Project Proponent/Partner: Save Ormoc Bay Aggrupation, Inc. (SOBA)
The Pagsangaan watershed in Ormoc, Leyte covers about 40,000 hectares and is one of the most important watersheds in Leyte island. Serving the function of a primary resource for natural and man-made community systems, the watershed provides the irrigation needs of the north-western part of the island that covers Ormoc City, Kananga, Matag-ob, Palompon, Capoocan, and Leyte province, among others.
It should however be noted that it is already in a state of degradation, having lost significant natural forests and biodiversity to the requirements of power generation, industrialization, and the greater need for food by the exploding population. Unless otherwise provided with appropriate attention and intervention, the watershed will soon be unable to support the water supply requirements of the increasing populations of the surrounding locations.
Watershed rehabilitation in practice remains a challenge especially since key stakeholders seem to be little informed on the state of the watershed and its impact on human survival. This research project was therefore implemented to generate genuine people’s participation and popularize local mechanisms for sustainable forest and biodiversity management and conservation, which could lead towards the official recognition and proclamation of the Pagsangaan watershed as one of the country’s critical watersheds.
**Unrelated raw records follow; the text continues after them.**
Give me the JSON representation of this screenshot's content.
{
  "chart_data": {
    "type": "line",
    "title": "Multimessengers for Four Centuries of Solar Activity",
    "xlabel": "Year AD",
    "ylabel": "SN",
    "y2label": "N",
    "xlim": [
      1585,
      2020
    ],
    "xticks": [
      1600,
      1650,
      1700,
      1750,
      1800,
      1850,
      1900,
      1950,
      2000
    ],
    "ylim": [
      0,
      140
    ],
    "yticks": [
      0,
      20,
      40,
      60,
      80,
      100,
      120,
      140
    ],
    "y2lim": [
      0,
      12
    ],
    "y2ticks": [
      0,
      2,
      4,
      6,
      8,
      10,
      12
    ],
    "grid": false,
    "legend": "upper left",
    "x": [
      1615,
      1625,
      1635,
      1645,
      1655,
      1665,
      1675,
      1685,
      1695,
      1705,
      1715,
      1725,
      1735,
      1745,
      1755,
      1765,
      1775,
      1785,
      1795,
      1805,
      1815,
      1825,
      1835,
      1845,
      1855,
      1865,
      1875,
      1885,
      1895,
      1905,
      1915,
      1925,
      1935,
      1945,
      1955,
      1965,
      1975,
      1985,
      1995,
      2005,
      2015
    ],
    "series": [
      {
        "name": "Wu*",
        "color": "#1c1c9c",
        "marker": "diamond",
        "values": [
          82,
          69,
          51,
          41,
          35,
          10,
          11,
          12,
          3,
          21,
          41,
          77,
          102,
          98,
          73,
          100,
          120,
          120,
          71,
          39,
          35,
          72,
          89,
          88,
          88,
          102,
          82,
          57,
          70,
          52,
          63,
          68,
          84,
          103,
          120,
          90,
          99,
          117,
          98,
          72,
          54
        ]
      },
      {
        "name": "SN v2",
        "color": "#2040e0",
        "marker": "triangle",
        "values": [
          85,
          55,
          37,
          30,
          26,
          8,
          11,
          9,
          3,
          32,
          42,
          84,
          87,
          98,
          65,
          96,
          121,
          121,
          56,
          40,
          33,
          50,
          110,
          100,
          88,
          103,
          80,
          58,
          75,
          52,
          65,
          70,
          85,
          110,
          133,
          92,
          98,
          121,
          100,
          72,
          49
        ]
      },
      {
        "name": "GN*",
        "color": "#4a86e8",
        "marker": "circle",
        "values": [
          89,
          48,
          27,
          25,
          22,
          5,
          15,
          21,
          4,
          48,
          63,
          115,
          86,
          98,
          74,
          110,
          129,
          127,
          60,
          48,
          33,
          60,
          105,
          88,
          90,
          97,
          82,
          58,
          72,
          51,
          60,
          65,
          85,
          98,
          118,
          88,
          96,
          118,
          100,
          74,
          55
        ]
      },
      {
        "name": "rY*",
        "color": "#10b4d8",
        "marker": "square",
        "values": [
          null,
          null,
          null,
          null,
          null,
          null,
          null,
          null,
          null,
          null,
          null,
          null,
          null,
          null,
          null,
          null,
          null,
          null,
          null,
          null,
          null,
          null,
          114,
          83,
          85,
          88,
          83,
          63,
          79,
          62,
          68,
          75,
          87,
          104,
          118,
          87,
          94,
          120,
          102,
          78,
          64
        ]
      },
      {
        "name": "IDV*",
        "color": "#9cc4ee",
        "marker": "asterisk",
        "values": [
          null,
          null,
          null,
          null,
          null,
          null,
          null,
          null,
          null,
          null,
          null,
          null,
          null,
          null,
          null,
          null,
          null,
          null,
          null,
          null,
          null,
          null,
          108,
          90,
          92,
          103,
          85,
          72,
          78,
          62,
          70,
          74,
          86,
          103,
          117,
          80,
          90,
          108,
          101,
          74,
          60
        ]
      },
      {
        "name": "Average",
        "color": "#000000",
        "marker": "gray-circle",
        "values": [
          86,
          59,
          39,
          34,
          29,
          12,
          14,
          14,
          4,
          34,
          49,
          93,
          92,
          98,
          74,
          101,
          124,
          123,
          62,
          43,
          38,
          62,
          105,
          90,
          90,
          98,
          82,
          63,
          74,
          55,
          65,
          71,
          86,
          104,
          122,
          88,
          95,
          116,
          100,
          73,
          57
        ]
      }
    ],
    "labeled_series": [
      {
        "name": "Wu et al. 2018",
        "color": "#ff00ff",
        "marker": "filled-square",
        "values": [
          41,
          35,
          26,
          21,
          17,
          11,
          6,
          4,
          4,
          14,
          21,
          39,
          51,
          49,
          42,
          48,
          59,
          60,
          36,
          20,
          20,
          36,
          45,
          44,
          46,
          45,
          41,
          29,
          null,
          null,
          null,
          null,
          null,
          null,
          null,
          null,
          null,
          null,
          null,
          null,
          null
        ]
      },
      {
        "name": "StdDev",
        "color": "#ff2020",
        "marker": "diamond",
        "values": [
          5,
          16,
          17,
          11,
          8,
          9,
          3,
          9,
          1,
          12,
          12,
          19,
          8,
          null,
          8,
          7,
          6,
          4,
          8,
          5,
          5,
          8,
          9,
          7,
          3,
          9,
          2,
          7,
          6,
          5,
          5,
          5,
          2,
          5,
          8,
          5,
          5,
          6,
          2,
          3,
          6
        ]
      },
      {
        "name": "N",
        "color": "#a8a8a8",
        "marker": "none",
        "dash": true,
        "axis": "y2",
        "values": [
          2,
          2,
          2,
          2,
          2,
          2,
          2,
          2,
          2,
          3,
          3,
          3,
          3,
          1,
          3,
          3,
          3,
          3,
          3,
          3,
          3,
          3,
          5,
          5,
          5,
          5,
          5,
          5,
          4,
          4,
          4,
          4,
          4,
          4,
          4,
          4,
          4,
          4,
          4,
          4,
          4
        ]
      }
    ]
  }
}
The project strategies are a mix of participatory research, advocacy, capacity-building, networking, provision of livelihood opportunities, and monitoring and evaluation. The baseline research identified the socio-economic and biophysical profiles of the watershed and its forest biodiversity. Participatory approaches were employed and involved a local Watershed Research and Development Team (WaRDT) in every covered LGU. The WaRDT could become a formal LGU-based team that would sustain project initiatives. In addition, a Watershed Advocacy, Livelihood and Training Team (WALT) per LGU was formed under the project, given the intent to support the development of forest and biodiversity conservation plans. Feasible forest-based livelihood options such as rainforestationwere also adopted and piloted under the initiative, while local mechanisms such as forest co-management arrangements between the LGU and the DENR were facilitated, along with support from major partners to sustain forest restoration and biodiversity conservation efforts in the watershed.